It makes sense that when we take Uber or Lyft, we reduce traffic congestion and CO2 emissions. Because we are driving less, ride sourcing means fewer cars and more public transit. Yes?
Ride Sourcing Problems
Transportation Network Companies (TNCs) like Uber and Lyft add to congestion. In a six-year San Francisco pre-pandemic study, weekday delay hours were up 62 percent when compared to a 22 percent counterfactual without TNCs.
Below we have before and after maps showing peak delays in red and less with yellow and green. Although the dates also correspond to a population and employment increase, researchers believe that there was a causal connection between ride sourcing and traffic congestion:
On the plus side, researchers concluded that emissions shrink because fewer fuel combustion engines are starting. (Warm engines emit less than cold ones.) Also, more environmentally friendly, TNC vehicles tend to be newer.
But the downside is steep. One reason is substitution. If riders replace a walk or a bike with ride sourcing, they add to congestion. Even a fully electrified fleet creates an extra ride-hailing cost. Meanwhile, on the driver side, we have deadheading. Describing out-of-service travel, deadheading is close to 50 percent of vehicle miles traveled (VMT) by ride sourcing drivers in NYC and 20 percent in San Francisco. Adding immense extra mileage, accidents, emissions, and noise, deadheading creates the need for an offset that reduces mileage.
In a new study, a group of engineers suggest we need to encourage pooling. While they do not tell us precisely how, they do describe rider characteristics and calculate that TNCs cost us an extra 35 cents per trip more than a private car. From there, knowing the need, policy planners should be able to figure out the incentives that will nudge us into pools.

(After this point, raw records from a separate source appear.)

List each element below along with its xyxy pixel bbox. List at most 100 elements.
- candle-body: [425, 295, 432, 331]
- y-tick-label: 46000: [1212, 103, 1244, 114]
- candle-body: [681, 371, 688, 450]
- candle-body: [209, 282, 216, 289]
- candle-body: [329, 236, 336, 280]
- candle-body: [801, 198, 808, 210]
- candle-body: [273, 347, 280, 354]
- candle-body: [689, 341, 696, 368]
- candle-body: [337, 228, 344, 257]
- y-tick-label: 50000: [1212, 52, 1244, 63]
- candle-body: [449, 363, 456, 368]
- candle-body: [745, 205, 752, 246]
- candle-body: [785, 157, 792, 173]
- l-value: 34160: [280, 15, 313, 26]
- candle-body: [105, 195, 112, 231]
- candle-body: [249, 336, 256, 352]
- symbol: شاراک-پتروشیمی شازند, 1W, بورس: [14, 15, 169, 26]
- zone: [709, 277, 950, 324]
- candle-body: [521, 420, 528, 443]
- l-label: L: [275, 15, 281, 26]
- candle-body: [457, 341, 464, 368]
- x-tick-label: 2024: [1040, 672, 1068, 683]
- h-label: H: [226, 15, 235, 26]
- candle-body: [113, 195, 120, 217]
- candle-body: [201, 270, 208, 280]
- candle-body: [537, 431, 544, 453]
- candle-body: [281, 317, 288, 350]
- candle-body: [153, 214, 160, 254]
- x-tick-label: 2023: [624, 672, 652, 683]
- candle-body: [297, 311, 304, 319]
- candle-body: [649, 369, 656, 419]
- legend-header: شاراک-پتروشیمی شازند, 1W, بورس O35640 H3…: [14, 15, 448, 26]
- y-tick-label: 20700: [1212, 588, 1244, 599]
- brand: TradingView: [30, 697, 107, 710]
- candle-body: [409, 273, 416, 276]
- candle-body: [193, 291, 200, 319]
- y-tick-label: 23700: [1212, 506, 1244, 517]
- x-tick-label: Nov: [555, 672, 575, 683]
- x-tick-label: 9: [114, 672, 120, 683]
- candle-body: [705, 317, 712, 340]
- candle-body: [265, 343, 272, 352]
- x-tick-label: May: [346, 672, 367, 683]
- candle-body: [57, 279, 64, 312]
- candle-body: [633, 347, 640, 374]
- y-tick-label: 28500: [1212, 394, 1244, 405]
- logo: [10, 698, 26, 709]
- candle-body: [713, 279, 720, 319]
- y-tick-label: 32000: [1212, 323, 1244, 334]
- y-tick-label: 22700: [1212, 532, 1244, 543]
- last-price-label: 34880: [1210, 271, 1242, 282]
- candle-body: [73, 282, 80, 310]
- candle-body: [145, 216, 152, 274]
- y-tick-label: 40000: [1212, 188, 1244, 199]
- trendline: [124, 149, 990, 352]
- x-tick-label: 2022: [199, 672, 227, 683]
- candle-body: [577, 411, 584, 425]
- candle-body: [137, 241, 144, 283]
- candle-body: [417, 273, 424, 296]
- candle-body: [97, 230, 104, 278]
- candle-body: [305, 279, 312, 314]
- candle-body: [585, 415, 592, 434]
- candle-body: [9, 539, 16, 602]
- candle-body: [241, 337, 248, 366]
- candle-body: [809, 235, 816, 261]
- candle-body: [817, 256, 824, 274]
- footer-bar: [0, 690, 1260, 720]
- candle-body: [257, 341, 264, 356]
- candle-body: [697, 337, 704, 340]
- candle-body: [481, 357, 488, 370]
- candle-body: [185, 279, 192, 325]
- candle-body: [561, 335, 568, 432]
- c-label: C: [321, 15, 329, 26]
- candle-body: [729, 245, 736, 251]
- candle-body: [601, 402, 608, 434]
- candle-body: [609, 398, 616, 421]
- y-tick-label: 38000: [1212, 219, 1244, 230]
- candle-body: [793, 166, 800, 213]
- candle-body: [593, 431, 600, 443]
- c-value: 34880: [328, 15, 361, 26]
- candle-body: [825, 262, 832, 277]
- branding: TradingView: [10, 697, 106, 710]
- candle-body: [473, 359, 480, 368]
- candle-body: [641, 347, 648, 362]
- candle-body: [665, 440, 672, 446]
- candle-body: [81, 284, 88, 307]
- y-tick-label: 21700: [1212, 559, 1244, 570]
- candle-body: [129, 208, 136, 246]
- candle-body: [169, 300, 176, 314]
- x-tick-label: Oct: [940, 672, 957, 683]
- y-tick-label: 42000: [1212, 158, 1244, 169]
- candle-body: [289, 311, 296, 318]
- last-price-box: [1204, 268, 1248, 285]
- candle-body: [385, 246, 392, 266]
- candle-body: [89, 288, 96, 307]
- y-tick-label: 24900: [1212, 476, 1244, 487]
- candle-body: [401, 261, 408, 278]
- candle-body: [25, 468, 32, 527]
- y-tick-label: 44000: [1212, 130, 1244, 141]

Since Uber’s ride shares were at 20 percent and Lyft’s were 40 percent of all rides (2017), both have considerable room to improve. To determine who can be urged to pool, in the 2021 paper, we are given detailed profiles of typical riders. The group to incentivize includes heavy low income TNC users and younger users. As a result, if an individual is heading to mass transit, they could respond to a promotional pooling discount that takes them there. The goal could also be to shift waiting time to walking time and reduce deadheading.
Told they were going to a restaurant or a bar, survey participants were asked to select a transport alternative:
But they also could have been going to work or home, to a supermarket or school:
And the following travel profile gives us a clue about how they will get to where they are going:
Finally, the new study notes that the pandemic has added to the allure of micro-transit pooling rather than mass transit.
Our Bottom Line: Fallacy of Composition
Sometimes what is better for the individual is worse for a group. In a crowded movie theater, if someone yells “fire,” then one person can run to the exit. But everyone cannot. Similarly, when prices soar, one retailer can stock up, sell more, and profit more. But if all sellers offer more to buyers, then competition brings prices down. Called the fallacy of composition, when everyone does something “good” together, it no longer has the same benefit.
For Uber and Lyft riders, it might be more pleasant to ride alone. But when everyone makes a similar decision, the downside kicks in. Ranging from emissions to congestion, we create what economists call negative externalities. Because a less attractive alternative–pooling–is the solution, society needs to figure out new incentives.